Et voilà le clocher de l'iglesia San Andrés de Villamayor de Monjardín.
Je suis bien reçu par un hospitalier content de pouvoir parler néerlandais avec moi.
Le gîte est tenu par des Hollandais et met l'accent sur les aspects religieux du pèlerinage. Nous sommes serrés les uns contre les autres et tout est conçu à l'économie. La réputation des Hollandais en Belgique ne souffre pas une ride ici.
Deux heures après mon arrivée, le gîte est complet. L'hospitalier se décarcasse pour trouver des
places pour les nombreux pèlerins qui arrivent.
Il en envoie en taxi vers un autre gîte, qui ne tarde pas à être complet lui aussi. Il les envoie
ensuite vers la « casa rural », qui est plus chère. Il fait loger ceux qui sont prêts à le faire,
sur le sol du gîte.
Je suis étonné du nombre de pèlerins.
Le gîte est très étroit. Demain je ferai mon sac dehors, sur un banc ou un muret. Je repère les endroits où je pourrai le faire en tenant compte d'une éventuelle pluie, ainsi que les fontaines pour remplir ma bouteille qui est toujours celle de la dame de La Clauze !
Mes compagnons de séjour parlent néerlandais, anglais, allemand et espagnol. Il y a aussi deux Flamands, notamment mon voisin de table. Je parle longtemps avec lui.
Je vais boire une bière dehors, dans la fraîche douceur de la soirée.

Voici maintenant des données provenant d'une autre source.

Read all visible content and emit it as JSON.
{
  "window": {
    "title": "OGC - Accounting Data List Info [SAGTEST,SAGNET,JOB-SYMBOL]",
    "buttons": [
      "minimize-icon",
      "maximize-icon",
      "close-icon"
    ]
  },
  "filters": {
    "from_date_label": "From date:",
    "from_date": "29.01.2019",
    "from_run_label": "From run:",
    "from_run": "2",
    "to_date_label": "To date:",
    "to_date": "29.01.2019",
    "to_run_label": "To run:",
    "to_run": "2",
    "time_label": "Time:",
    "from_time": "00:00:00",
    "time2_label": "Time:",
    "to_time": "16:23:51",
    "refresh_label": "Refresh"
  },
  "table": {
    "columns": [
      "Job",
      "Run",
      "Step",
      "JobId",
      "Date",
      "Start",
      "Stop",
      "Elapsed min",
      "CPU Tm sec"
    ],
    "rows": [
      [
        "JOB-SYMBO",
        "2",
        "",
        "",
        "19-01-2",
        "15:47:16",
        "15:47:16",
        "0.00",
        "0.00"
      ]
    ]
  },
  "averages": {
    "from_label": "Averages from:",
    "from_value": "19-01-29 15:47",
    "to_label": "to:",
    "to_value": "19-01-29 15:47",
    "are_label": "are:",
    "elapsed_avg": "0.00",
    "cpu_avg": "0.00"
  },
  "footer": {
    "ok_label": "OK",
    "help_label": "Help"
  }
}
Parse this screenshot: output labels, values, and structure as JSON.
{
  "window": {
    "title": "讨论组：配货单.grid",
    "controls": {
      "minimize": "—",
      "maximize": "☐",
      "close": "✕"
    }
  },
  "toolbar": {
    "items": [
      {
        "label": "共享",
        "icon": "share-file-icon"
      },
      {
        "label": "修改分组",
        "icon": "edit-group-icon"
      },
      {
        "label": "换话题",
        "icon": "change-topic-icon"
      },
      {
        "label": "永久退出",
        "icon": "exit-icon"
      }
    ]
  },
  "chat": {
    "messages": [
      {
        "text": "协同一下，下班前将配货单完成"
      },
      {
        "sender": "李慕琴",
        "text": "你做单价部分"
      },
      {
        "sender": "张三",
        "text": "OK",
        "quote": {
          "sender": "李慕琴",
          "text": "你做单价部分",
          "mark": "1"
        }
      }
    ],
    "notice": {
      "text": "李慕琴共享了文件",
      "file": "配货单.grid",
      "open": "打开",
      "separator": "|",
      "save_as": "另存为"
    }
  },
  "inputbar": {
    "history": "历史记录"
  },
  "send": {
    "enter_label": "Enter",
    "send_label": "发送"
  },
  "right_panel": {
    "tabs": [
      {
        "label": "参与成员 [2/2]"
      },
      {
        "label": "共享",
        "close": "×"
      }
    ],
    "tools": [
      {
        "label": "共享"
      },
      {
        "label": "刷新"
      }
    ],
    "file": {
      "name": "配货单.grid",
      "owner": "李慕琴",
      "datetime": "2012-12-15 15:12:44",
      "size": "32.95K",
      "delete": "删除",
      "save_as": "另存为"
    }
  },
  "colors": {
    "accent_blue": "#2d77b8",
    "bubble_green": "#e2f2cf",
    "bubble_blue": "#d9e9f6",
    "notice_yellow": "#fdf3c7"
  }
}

Je participe à la « méditation », à laquelle nos hospitaliers attachent beaucoup d'importance. Nous sommes une dizaine sur une petite trentaine de pèlerins hébergés. C'est une ambiance qui cherche à susciter des émotions par de la musique et des paroles bien choisies.
Je me dis qu'un jour, dans mes méandres de ruminations philosophiques, je devrais
éclaircir cette propension de l'être humain à consacrer tant de temps à ce genre de rites, à la
fois fondamentaux et archaïques.
Ce sont des personnes intelligentes et instruites qui, me semble-t-il, devraient être capables de
renoncer à ces vieux rites, mais elles s'y accrochent Dieu sait pourquoi. Et Dieu n'est pas de
trop dans ce cas.
Je digère mal les crudités. J'ai pris beaucoup de concombre, et cela me reste sur l'estomac. Comme
je n'ai plus de vésicule biliaire, les crudités me donnent souvent de la dyspepsie.
Je devrais être plus prudent, mais le plat de nos hôtes était excellent.